Lock_block is useful for associating comments with code and reminding people to keep the comments up to date. It’s also useful in a legacy codebase to flag fragile and dangerous sections. This gives newcomers an explicit warning, especially when combined with a Git pre-commit hook to stop people from committing changes before they acknowledge them.
The second tool we’re working on is called the CSS Ratiocinator (after Leibniz’s Calculus Ratiocinator). It examines the live DOM in the browser and reverse engineers a new, more elegant, CSS definition that captures styles down to the pixel.
It addresses the problem of old CSS whose styles accumulate and contradict each other. After a certain point all CSS seems to grow only by internal antagonism. The ratiocinator wipes the slate clean and provides a harmonious new beginning. It is best used with sass-convert to further improve the result.

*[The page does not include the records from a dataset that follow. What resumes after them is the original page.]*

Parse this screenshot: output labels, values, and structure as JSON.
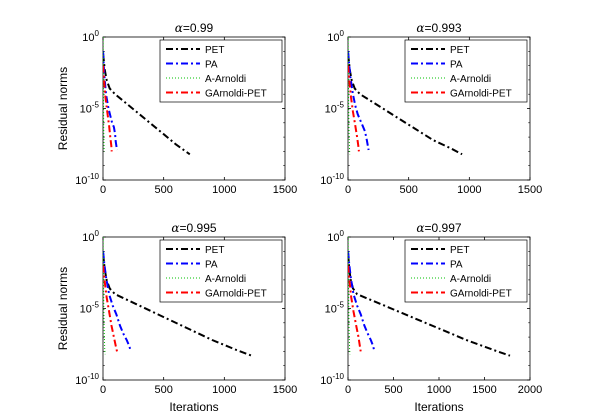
{
  "chart_data": [
    {
      "type": "line",
      "title": "α=0.99",
      "title_symbol": "α",
      "title_value": "=0.99",
      "xlabel": "",
      "ylabel": "Residual norms",
      "xlim": [
        0,
        1500
      ],
      "xticks": [
        0,
        500,
        1000,
        1500
      ],
      "ylim_exp": [
        -10,
        0
      ],
      "yticks_exp": [
        0,
        -5,
        -10
      ],
      "legend": [
        "PET",
        "PA",
        "A-Arnoldi",
        "GArnoldi-PET"
      ],
      "series": [
        {
          "name": "PET",
          "color": "#000000",
          "dash": "7,3,2,3",
          "x": [
            1,
            15,
            30,
            55,
            100,
            200,
            300,
            400,
            500,
            600,
            715
          ],
          "y": [
            -1.2,
            -2.3,
            -3.0,
            -3.6,
            -4.0,
            -4.7,
            -5.4,
            -6.1,
            -6.8,
            -7.5,
            -8.2
          ]
        },
        {
          "name": "PA",
          "color": "#0000ff",
          "dash": "7,3,2,3",
          "x": [
            1,
            5,
            12,
            25,
            45,
            60,
            75,
            90,
            100,
            105,
            115
          ],
          "y": [
            -1.0,
            -1.8,
            -2.8,
            -4.0,
            -5.0,
            -5.5,
            -6.0,
            -6.3,
            -6.8,
            -7.3,
            -7.9
          ]
        },
        {
          "name": "A-Arnoldi",
          "color": "#00c000",
          "dash": "1,2",
          "x": [
            1,
            2,
            3,
            4,
            5,
            6,
            8,
            10
          ],
          "y": [
            0.0,
            -1.0,
            -2.5,
            -4.0,
            -5.5,
            -6.5,
            -7.5,
            -8.0
          ]
        },
        {
          "name": "GArnoldi-PET",
          "color": "#ff0000",
          "dash": "7,3,2,3",
          "x": [
            1,
            8,
            20,
            35,
            50,
            60,
            68,
            72
          ],
          "y": [
            -2.0,
            -3.0,
            -4.2,
            -5.2,
            -6.2,
            -7.0,
            -7.6,
            -8.0
          ]
        }
      ]
    },
    {
      "type": "line",
      "title": "α=0.993",
      "title_symbol": "α",
      "title_value": "=0.993",
      "xlabel": "",
      "ylabel": "",
      "xlim": [
        0,
        1500
      ],
      "xticks": [
        0,
        500,
        1000,
        1500
      ],
      "ylim_exp": [
        -10,
        0
      ],
      "yticks_exp": [
        0,
        -5,
        -10
      ],
      "legend": [
        "PET",
        "PA",
        "A-Arnoldi",
        "GArnoldi-PET"
      ],
      "series": [
        {
          "name": "PET",
          "color": "#000000",
          "dash": "7,3,2,3",
          "x": [
            1,
            15,
            30,
            55,
            100,
            250,
            400,
            550,
            700,
            850,
            940
          ],
          "y": [
            -1.2,
            -2.3,
            -3.0,
            -3.6,
            -4.0,
            -4.8,
            -5.6,
            -6.4,
            -7.2,
            -7.8,
            -8.2
          ]
        },
        {
          "name": "PA",
          "color": "#0000ff",
          "dash": "7,3,2,3",
          "x": [
            1,
            8,
            20,
            40,
            60,
            80,
            100,
            120,
            140,
            155,
            170
          ],
          "y": [
            -1.0,
            -1.8,
            -2.8,
            -4.0,
            -4.8,
            -5.4,
            -5.8,
            -6.2,
            -6.6,
            -7.2,
            -7.9
          ]
        },
        {
          "name": "A-Arnoldi",
          "color": "#00c000",
          "dash": "1,2",
          "x": [
            1,
            2,
            3,
            5,
            8,
            12,
            15
          ],
          "y": [
            0.0,
            -1.0,
            -2.5,
            -4.5,
            -6.5,
            -7.8,
            -8.2
          ]
        },
        {
          "name": "GArnoldi-PET",
          "color": "#ff0000",
          "dash": "7,3,2,3",
          "x": [
            1,
            10,
            25,
            40,
            60,
            75,
            85,
            90
          ],
          "y": [
            -2.0,
            -3.0,
            -4.2,
            -5.2,
            -6.2,
            -7.0,
            -7.6,
            -8.0
          ]
        }
      ]
    },
    {
      "type": "line",
      "title": "α=0.995",
      "title_symbol": "α",
      "title_value": "=0.995",
      "xlabel": "Iterations",
      "ylabel": "Residual norms",
      "xlim": [
        0,
        1500
      ],
      "xticks": [
        0,
        500,
        1000,
        1500
      ],
      "ylim_exp": [
        -10,
        0
      ],
      "yticks_exp": [
        0,
        -5,
        -10
      ],
      "legend": [
        "PET",
        "PA",
        "A-Arnoldi",
        "GArnoldi-PET"
      ],
      "series": [
        {
          "name": "PET",
          "color": "#000000",
          "dash": "7,3,2,3",
          "x": [
            1,
            15,
            30,
            55,
            100,
            300,
            500,
            700,
            900,
            1100,
            1225
          ],
          "y": [
            -1.2,
            -2.3,
            -3.0,
            -3.6,
            -4.0,
            -4.8,
            -5.6,
            -6.4,
            -7.2,
            -7.9,
            -8.3
          ]
        },
        {
          "name": "PA",
          "color": "#0000ff",
          "dash": "7,3,2,3",
          "x": [
            1,
            10,
            25,
            50,
            80,
            110,
            140,
            170,
            195,
            215,
            230
          ],
          "y": [
            -1.0,
            -1.8,
            -2.8,
            -4.0,
            -4.8,
            -5.4,
            -6.2,
            -6.8,
            -7.2,
            -7.6,
            -8.0
          ]
        },
        {
          "name": "A-Arnoldi",
          "color": "#00c000",
          "dash": "1,2",
          "x": [
            1,
            2,
            4,
            6,
            10,
            14,
            18
          ],
          "y": [
            0.0,
            -1.0,
            -2.5,
            -4.5,
            -6.5,
            -7.8,
            -8.2
          ]
        },
        {
          "name": "GArnoldi-PET",
          "color": "#ff0000",
          "dash": "7,3,2,3",
          "x": [
            1,
            12,
            30,
            50,
            70,
            90,
            105,
            115
          ],
          "y": [
            -2.0,
            -3.0,
            -4.2,
            -5.2,
            -6.2,
            -7.0,
            -7.6,
            -8.0
          ]
        }
      ]
    },
    {
      "type": "line",
      "title": "α=0.997",
      "title_symbol": "α",
      "title_value": "=0.997",
      "xlabel": "Iterations",
      "ylabel": "",
      "xlim": [
        0,
        2000
      ],
      "xticks": [
        0,
        500,
        1000,
        1500,
        2000
      ],
      "ylim_exp": [
        -10,
        0
      ],
      "yticks_exp": [
        0,
        -5,
        -10
      ],
      "legend": [
        "PET",
        "PA",
        "A-Arnoldi",
        "GArnoldi-PET"
      ],
      "series": [
        {
          "name": "PET",
          "color": "#000000",
          "dash": "7,3,2,3",
          "x": [
            1,
            15,
            30,
            55,
            100,
            400,
            700,
            1000,
            1300,
            1600,
            1780
          ],
          "y": [
            -1.2,
            -2.3,
            -3.0,
            -3.6,
            -4.0,
            -4.8,
            -5.6,
            -6.4,
            -7.2,
            -7.9,
            -8.3
          ]
        },
        {
          "name": "PA",
          "color": "#0000ff",
          "dash": "7,3,2,3",
          "x": [
            1,
            12,
            30,
            60,
            100,
            140,
            180,
            220,
            250,
            275,
            290
          ],
          "y": [
            -1.0,
            -1.8,
            -2.8,
            -4.0,
            -4.8,
            -5.4,
            -6.2,
            -6.8,
            -7.2,
            -7.6,
            -8.0
          ]
        },
        {
          "name": "A-Arnoldi",
          "color": "#00c000",
          "dash": "1,2",
          "x": [
            1,
            2,
            4,
            8,
            12,
            18,
            22
          ],
          "y": [
            0.0,
            -1.0,
            -2.5,
            -4.5,
            -6.5,
            -7.8,
            -8.2
          ]
        },
        {
          "name": "GArnoldi-PET",
          "color": "#ff0000",
          "dash": "7,3,2,3",
          "x": [
            1,
            15,
            35,
            60,
            90,
            115,
            130,
            140
          ],
          "y": [
            -2.0,
            -3.0,
            -4.2,
            -5.2,
            -6.2,
            -7.0,
            -7.6,
            -8.0
          ]
        }
      ]
    }
  ]
}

Ratiocinator is under active development and has plenty of challenges left before it is ready for production. Pull requests are welcome. If you want to know how to help, examine the issues logged in GitHub.
I’ll close with a word of warning: don’t turn off your mind. Automated code tools can lull you into a false sense of security. If your vulnerability scanner gives you the green light you might conclude your code is secure…don’t. However, if you stay vigilant you can expect nothing but help from code-quality tools.